Big (data) labelling conundrum
#Hai-na-amazing?
Every 18 – 24 months, the world is doubling the quantum of data available. In other words, we are generating as much data produced by all of human race, every 2 years. This is not because we have suddenly turned interesting and everyone is documenting their lives! Rather, a couple of other factors have come together in the past decade.
One, we are using many data formats today. 10 years ago, data was just text. Now, we have LiDAR, image, video, sensors etc and the ability to vectorize these formats.
Two, Technology enablement for internet, social media & IoT – We conduct a big part of our lives on internet. Social media has democratized content generation. And machines are not far away. Data generation has progressed from employee-generated to user-generated to machine-generated! Further Cloud storage and data transferring SaaStechnologies have fuelled this big data generation frenzy
So, the availability of data is no more a constraint for data scientists. There was a time when we spent all our energies collecting data. Not necessarily we had the luxury of selecting right volume, features and application of best practices. We adapted the model to the available data. But not anymore. In the history of machine learning we are in the era of the Data Labelling Conundrum.
#More-is-not-the-merrier
Why do I say that? Data duplication! More data need not necessarily bring more information. People retweet and share the same information. A Google search, especially in technical areas, lends a plethora of results with pretty much the same information barring few version changes. Secondly, 90% of machine learning today is supervised learning. Hence gleaning and categorizing becomes important.
Keeping an army of in-house annotators for doing this (labelling) may not be viable in most of the cases, as it is a costly affair. Crowd-sourcing is also a dead-end because aligning the crowd to your domain knowledge is a tedious task. More importantly, issues of quality. The practice of selection-through-redundancies ends up increasing the cost.
#Help-is-here
A Faster and better way to address the labelling conundrum is through the use of machine learning for machine learning, as leveraged by B2B data service providers, such as NextWealth. For example, in computer vision, tools which pre-annotate objects with bounding boxes, with humans in the loop for validation, increase the speed of annotation by a factor of 100!
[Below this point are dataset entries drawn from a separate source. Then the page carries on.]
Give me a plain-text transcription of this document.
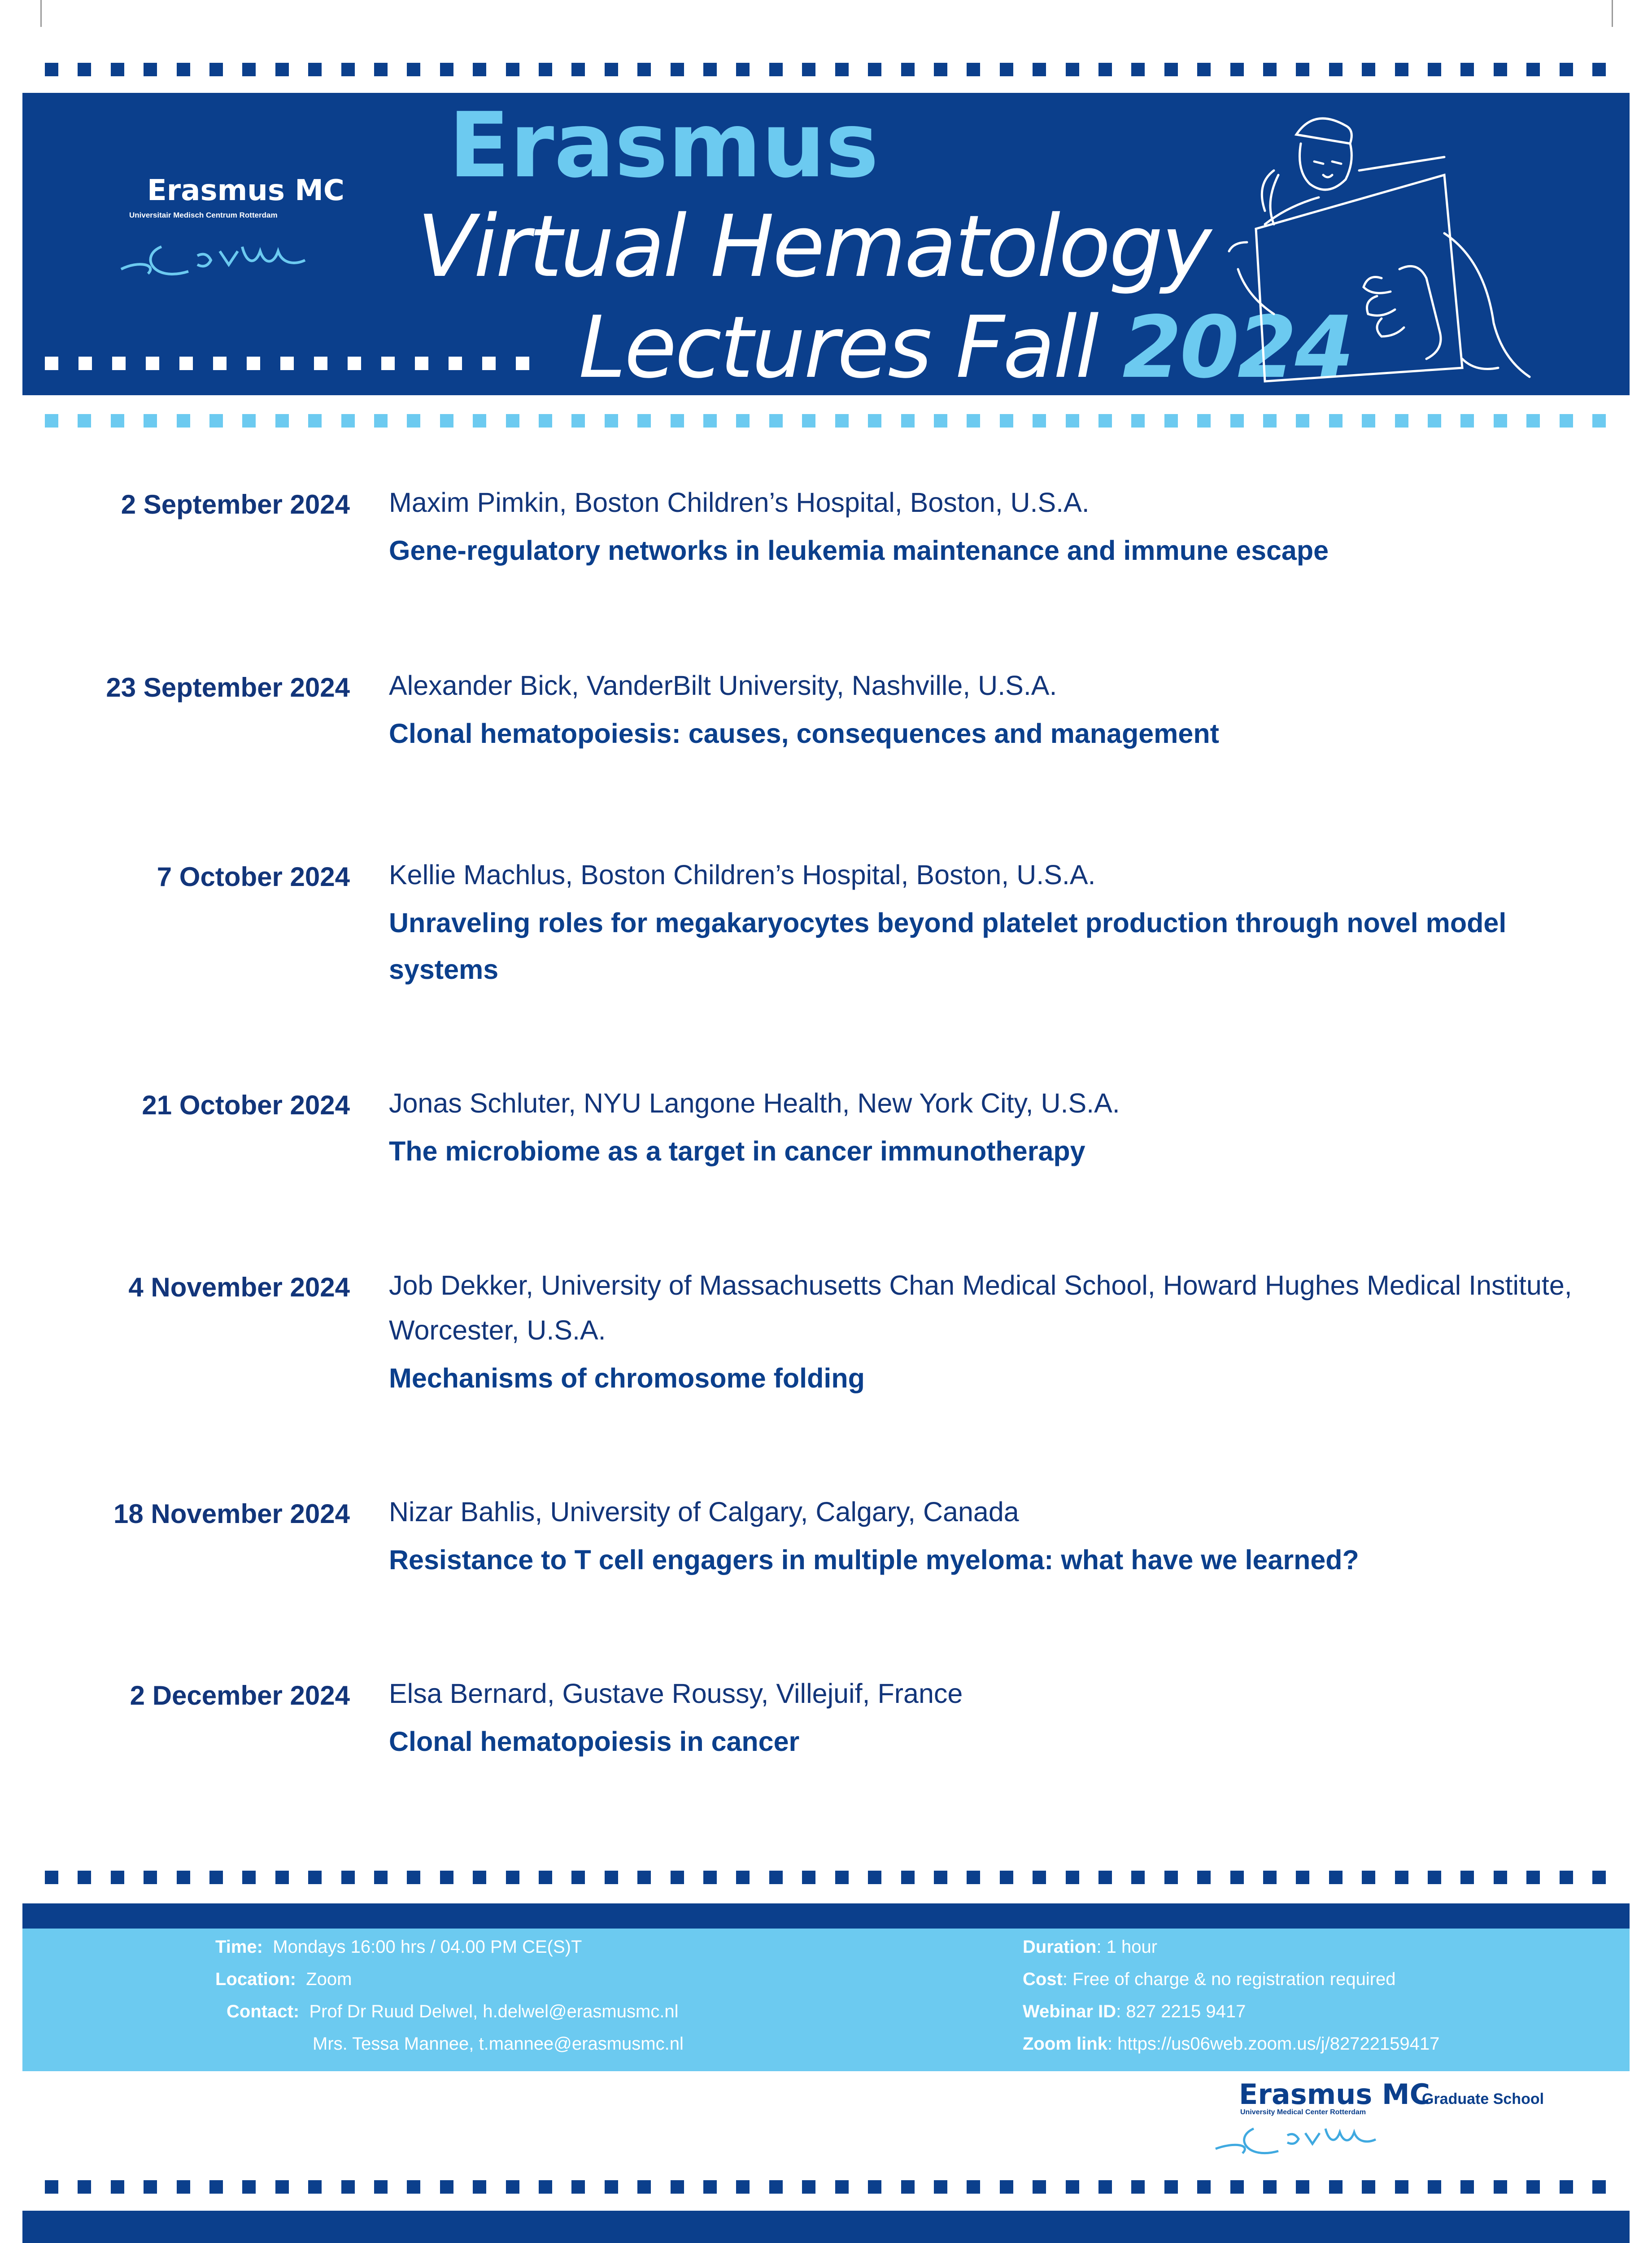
Erasmus MC
Universitair Medisch Centrum Rotterdam
Erasmus
Virtual Hematology
Lectures Fall 2024
2 September 2024 Maxim Pimkin, Boston Children’s Hospital, Boston, U.S.A.
Gene-regulatory networks in leukemia maintenance and immune escape
23 September 2024 Alexander Bick, VanderBilt University, Nashville, U.S.A.
Clonal hematopoiesis: causes, consequences and management
7 October 2024 Kellie Machlus, Boston Children’s Hospital, Boston, U.S.A.
Unraveling roles for megakaryocytes beyond platelet production through novel model systems
21 October 2024 Jonas Schluter, NYU Langone Health, New York City, U.S.A.
The microbiome as a target in cancer immunotherapy
4 November 2024 Job Dekker, University of Massachusetts Chan Medical School, Howard Hughes Medical Institute, Worcester, U.S.A.
Mechanisms of chromosome folding
18 November 2024 Nizar Bahlis, University of Calgary, Calgary, Canada
Resistance to T cell engagers in multiple myeloma: what have we learned?
2 December 2024 Elsa Bernard, Gustave Roussy, Villejuif, France
Clonal hematopoiesis in cancer
Time: Mondays 16:00 hrs / 04.00 PM CE(S)T
Location: Zoom
Contact: Prof Dr Ruud Delwel, h.delwel@erasmusmc.nl
Mrs. Tessa Mannee, t.mannee@erasmusmc.nl
Duration: 1 hour
Cost: Free of charge & no registration required
Webinar ID: 827 2215 9417
Zoom link: https://us06web.zoom.us/j/82722159417
Erasmus MC
University Medical Center Rotterdam
Graduate School
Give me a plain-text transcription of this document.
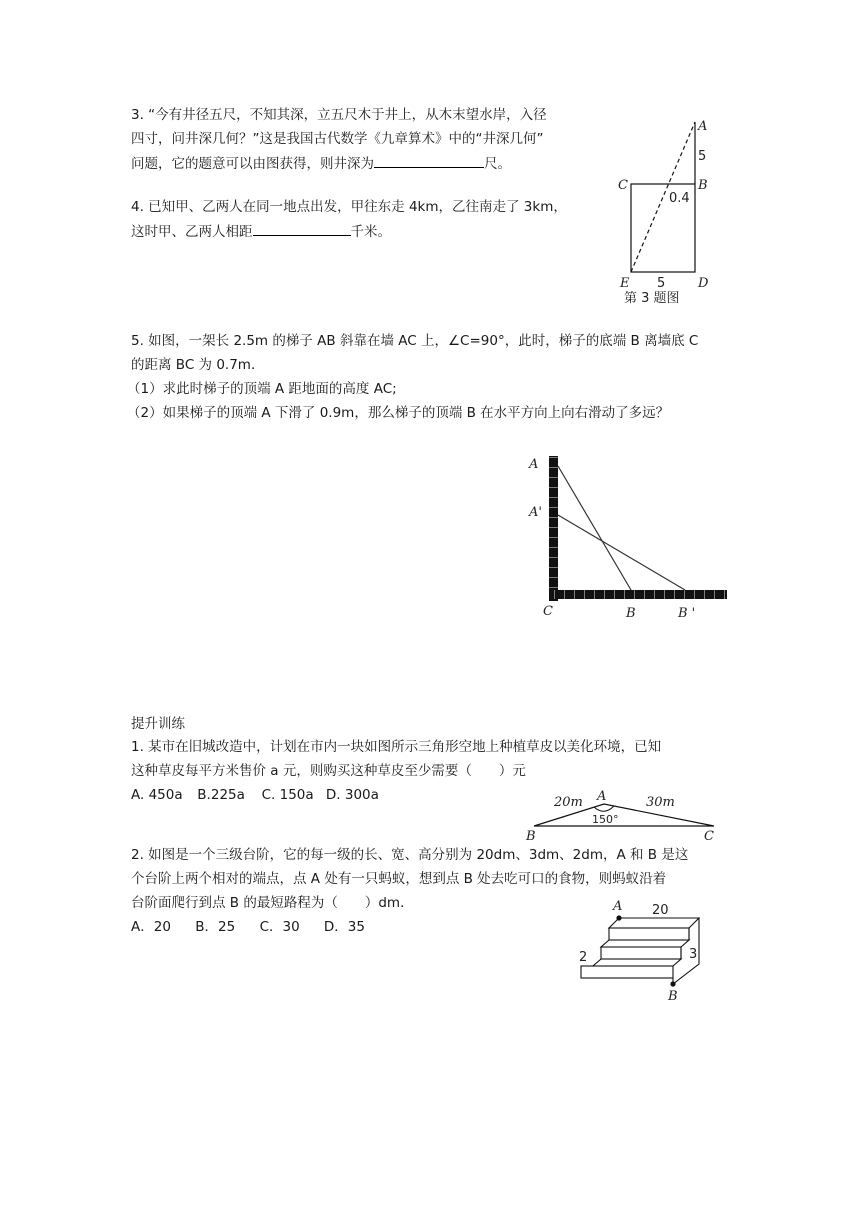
3. “今有井径五尺，不知其深，立五尺木于井上，从木末望水岸，入径
四寸，问井深几何？”这是我国古代数学《九章算术》中的“井深几何”
问题，它的题意可以由图获得，则井深为	尺。
4. 已知甲、乙两人在同一地点出发，甲往东走 4km，乙往南走了 3km，
这时甲、乙两人相距	千米。
A
B
C
D
E
5
0.4
5
第 3 题图
5. 如图，一架长 2.5m 的梯子 AB 斜靠在墙 AC 上，∠C=90°，此时，梯子的底端 B 离墙底 C
的距离 BC 为 0.7m．
（1）求此时梯子的顶端 A 距地面的高度 AC;
（2）如果梯子的顶端 A 下滑了 0.9m，那么梯子的顶端 B 在水平方向上向右滑动了多远？
A
A'
C	B	B '
提升训练
1. 某市在旧城改造中，计划在市内一块如图所示三角形空地上种植草皮以美化环境，已知
这种草皮每平方米售价 a 元，则购买这种草皮至少需要（　　）元
A. 450a B.225a C. 150a D. 300a	A
B	C
20m	30m
150°
2. 如图是一个三级台阶，它的每一级的长、宽、高分别为 20dm、3dm、2dm，A 和 B 是这
个台阶上两个相对的端点，点 A 处有一只蚂蚁，想到点 B 处去吃可口的食物，则蚂蚁沿着
台阶面爬行到点 B 的最短路程为（　　）dm．
A．20 B．25 C．30 D．35
A
B
20
2	3
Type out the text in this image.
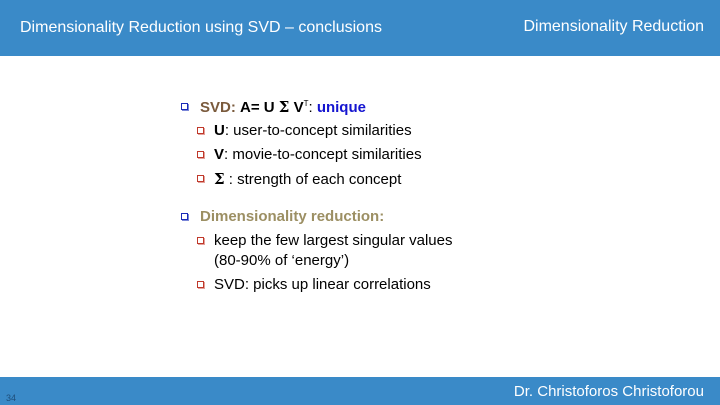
Dimensionality Reduction using SVD – conclusions	Dimensionality Reduction
SVD: A= U Σ $V^T$: unique
U: user-to-concept similarities
V: movie-to-concept similarities
Σ : strength of each concept
Dimensionality reduction:
keep the few largest singular values
(80-90% of ‘energy’)
SVD: picks up linear correlations
34	Dr. Christoforos Christoforou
The other approach that provides dramatic improvement in productivity is ‘Split task’ – divide a complex annotation task into slices, concurrently engineer using many annotators and stitch them all back after completion. The tools used by NextWealth provide this capability which drives up productivity through homogenization of work & building SME capabilities among annotators.
Finally, account based approach of these service providers gives a stable resource pool to build domain knowledge. Cross leveraging of resources ensures high capacity utilization and lower cost per annotation.
But then, the amount of data humans generate is so much that even if we employ the entire human race to label them manually and do nothing else, we shall fall short. That means we should not only increase the speed of annotation, as discussed above, but also do it smartly. That is where active learning comes in, which is of course an interesting topic in itself.